Military leads relief efforts in Kashmir

Sonia comforts quake survivors
Afp, Uri
An Indian Kashmiri family prepares for a meal outside their damaged home after an earthquake in Jabla, some 110km north of Srinagar yesterday. The confirmed earthquake death toll climbed to 583 in Indian Kashmir, the state's senior civil servant told AFP, warning the figure would probably rise further. PHOTO: AFP
Troops spearheaded rescue and relief operations yesterday in Indian Kashmir, some sifting through rubble with bare hands, as ruling Congress Party chief Sonia Gandhi toured the devastated region where nearly 600 people died.

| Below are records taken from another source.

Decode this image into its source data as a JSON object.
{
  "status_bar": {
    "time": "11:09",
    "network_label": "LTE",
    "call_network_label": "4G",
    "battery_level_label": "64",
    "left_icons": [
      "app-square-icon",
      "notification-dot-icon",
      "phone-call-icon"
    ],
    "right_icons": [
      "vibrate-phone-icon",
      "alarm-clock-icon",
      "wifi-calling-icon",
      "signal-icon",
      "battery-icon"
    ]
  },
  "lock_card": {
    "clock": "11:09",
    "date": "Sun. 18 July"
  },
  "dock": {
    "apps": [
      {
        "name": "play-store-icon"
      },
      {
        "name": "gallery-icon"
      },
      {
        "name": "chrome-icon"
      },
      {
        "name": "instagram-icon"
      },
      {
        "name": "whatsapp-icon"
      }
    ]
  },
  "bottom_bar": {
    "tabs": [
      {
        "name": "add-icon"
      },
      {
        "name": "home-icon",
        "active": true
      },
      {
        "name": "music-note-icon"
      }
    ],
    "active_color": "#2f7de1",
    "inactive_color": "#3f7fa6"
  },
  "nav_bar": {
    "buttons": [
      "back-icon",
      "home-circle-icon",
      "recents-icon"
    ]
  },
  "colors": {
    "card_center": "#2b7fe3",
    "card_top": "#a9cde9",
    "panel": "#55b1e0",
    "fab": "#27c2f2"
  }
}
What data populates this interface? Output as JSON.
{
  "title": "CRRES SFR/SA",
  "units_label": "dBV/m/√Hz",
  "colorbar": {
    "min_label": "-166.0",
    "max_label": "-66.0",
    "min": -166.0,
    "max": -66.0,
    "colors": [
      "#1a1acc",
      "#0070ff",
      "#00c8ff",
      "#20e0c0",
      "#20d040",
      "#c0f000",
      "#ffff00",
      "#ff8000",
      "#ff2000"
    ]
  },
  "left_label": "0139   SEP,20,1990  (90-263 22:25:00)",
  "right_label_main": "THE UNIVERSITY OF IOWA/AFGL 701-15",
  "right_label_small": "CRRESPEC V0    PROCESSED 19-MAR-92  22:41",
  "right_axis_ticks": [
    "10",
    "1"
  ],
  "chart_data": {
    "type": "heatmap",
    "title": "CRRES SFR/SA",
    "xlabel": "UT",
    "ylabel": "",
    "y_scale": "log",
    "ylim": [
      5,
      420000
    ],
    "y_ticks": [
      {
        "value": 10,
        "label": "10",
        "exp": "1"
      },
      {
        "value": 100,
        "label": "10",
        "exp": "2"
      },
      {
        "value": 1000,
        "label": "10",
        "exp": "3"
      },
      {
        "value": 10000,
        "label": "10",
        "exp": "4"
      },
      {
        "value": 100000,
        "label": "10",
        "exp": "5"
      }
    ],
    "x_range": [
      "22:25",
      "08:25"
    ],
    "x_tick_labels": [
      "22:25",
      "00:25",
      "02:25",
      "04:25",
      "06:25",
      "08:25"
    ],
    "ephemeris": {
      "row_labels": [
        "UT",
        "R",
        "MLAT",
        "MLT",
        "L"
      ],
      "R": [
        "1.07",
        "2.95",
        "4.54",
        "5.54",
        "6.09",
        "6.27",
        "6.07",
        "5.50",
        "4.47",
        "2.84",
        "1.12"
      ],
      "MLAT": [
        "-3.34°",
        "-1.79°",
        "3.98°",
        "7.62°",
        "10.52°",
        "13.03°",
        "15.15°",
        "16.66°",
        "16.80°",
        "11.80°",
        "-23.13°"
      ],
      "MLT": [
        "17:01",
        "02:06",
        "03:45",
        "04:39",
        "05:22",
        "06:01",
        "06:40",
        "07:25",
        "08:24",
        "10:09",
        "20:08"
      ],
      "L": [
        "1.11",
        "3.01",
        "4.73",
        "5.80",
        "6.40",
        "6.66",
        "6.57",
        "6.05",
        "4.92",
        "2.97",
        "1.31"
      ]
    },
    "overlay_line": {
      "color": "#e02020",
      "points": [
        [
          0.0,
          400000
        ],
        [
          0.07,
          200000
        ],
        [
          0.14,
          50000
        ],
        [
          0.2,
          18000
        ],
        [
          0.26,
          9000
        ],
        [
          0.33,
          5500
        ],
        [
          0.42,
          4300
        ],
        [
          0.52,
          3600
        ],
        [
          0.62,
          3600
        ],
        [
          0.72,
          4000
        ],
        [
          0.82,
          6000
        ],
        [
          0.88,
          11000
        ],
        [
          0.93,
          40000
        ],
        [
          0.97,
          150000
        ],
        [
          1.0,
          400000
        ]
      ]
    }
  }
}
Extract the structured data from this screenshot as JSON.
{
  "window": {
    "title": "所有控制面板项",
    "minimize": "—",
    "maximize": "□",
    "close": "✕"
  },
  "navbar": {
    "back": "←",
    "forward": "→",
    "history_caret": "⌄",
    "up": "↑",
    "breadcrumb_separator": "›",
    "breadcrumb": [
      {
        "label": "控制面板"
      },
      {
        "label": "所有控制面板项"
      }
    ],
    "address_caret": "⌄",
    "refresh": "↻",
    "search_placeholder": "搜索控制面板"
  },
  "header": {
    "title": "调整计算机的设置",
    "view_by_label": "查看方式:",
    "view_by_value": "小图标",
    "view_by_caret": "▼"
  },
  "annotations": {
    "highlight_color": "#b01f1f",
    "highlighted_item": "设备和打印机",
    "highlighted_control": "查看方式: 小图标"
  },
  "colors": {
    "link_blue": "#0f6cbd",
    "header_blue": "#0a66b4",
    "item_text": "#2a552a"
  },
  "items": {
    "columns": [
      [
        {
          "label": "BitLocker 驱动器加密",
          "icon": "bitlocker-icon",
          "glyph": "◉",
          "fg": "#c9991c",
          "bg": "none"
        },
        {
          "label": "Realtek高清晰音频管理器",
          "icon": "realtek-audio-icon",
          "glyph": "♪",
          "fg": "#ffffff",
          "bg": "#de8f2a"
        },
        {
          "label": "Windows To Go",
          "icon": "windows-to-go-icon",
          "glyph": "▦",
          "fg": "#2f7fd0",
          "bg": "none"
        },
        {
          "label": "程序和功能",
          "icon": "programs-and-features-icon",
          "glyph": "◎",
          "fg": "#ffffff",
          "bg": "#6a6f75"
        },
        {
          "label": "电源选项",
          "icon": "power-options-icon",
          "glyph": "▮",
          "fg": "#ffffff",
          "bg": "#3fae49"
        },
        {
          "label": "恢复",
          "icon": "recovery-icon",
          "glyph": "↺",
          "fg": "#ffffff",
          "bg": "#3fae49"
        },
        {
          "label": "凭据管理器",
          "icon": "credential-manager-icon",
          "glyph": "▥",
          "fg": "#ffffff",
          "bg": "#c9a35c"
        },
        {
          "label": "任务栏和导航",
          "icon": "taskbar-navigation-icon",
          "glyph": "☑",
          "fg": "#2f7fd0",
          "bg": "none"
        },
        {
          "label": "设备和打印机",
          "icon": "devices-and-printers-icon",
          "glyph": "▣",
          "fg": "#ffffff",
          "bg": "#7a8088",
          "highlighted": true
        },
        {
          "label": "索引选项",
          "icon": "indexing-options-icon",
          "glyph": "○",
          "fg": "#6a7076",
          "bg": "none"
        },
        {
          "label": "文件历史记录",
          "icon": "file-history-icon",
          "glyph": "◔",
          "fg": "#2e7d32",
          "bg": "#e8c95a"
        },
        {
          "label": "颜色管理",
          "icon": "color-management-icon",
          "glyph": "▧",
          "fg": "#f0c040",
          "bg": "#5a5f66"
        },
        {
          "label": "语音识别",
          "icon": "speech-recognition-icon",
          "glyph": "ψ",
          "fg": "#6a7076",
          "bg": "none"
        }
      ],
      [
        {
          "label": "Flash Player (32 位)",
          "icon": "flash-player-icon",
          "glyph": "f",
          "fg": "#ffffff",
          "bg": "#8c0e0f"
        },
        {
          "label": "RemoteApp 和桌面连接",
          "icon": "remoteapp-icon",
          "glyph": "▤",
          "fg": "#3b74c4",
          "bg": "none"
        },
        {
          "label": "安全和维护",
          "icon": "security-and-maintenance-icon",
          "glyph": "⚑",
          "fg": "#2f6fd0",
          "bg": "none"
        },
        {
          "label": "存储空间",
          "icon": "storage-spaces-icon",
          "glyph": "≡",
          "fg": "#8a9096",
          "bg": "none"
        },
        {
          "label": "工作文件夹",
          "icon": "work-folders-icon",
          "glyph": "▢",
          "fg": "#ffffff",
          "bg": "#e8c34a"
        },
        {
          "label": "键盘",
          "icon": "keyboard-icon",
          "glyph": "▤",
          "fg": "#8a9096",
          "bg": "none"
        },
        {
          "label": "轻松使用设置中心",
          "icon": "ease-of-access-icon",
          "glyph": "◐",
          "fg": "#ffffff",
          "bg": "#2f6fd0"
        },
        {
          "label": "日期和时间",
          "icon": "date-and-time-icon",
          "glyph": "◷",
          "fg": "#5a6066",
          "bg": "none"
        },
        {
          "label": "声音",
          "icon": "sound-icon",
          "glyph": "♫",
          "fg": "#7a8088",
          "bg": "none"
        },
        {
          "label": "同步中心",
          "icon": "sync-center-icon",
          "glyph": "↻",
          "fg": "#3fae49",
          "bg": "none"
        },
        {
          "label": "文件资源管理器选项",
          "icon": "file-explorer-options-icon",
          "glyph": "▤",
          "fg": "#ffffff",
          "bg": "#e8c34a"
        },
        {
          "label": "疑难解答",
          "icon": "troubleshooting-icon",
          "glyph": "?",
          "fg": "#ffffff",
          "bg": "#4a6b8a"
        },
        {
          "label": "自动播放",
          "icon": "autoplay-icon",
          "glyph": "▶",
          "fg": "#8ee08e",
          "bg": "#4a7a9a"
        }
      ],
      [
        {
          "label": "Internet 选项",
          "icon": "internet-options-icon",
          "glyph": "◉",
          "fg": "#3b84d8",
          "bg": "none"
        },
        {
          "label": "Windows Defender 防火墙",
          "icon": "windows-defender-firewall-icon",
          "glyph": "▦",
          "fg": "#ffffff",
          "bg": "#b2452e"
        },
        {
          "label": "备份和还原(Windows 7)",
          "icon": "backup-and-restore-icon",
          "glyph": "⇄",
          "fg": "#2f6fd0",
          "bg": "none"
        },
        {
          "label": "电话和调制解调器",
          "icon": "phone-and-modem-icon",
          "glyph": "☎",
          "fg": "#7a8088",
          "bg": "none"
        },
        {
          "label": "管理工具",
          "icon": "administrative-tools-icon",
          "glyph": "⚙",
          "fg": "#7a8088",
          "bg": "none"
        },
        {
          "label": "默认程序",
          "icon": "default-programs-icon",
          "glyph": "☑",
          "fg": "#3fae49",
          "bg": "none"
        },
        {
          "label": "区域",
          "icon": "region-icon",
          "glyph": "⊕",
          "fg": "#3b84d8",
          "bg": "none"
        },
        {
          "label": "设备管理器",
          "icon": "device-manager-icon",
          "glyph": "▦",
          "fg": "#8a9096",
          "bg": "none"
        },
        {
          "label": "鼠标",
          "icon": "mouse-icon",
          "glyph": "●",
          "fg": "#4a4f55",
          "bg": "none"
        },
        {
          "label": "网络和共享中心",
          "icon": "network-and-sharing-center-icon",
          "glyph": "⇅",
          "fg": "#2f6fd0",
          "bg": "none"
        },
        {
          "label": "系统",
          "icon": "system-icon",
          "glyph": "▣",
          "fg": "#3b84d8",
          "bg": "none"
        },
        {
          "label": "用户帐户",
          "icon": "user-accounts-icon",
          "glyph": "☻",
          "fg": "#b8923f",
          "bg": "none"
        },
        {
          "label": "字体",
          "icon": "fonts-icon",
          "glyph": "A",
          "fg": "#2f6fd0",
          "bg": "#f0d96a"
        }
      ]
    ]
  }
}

As the air force flew in aid, doctors and engineers, thousands of soldiers joined forces with local people in a desperate search for loved ones feared trapped under the rubble.

"I've come to share your grief," Sonia told the crowds in Uri, one of the worst-hit spots close to the de facto border with Pakistan which has been rattled by a dozen aftershocks since Saturday's massive earthquake.

"Whatever help you need to rebuild your homes and shops, the central and state governments will provide," she said after flying in by helicopter.

"The entire nation is with the people who have suffered."

Some 300 people died in Uri alone out of a provisional state-wide death toll of 583, Jammu and Kashmir government chief secretary Vijaya Bakaya told AFP.

Some 1,500 houses were destroyed in Uri by the quake measuring 7.6 on the Richter scale. About 90 percent of the families living in the town, which has a population of 30,000, were affected by the quake.

Sonia Gandhi, accompanied by Defence Minister Pranab Mukhe-rjee, army chief Joginder Jaswant Singh and state chief minister Mufti Mohammed Sayed, visited the injured in a makeshift medical camp as well as what remains of the town's main market.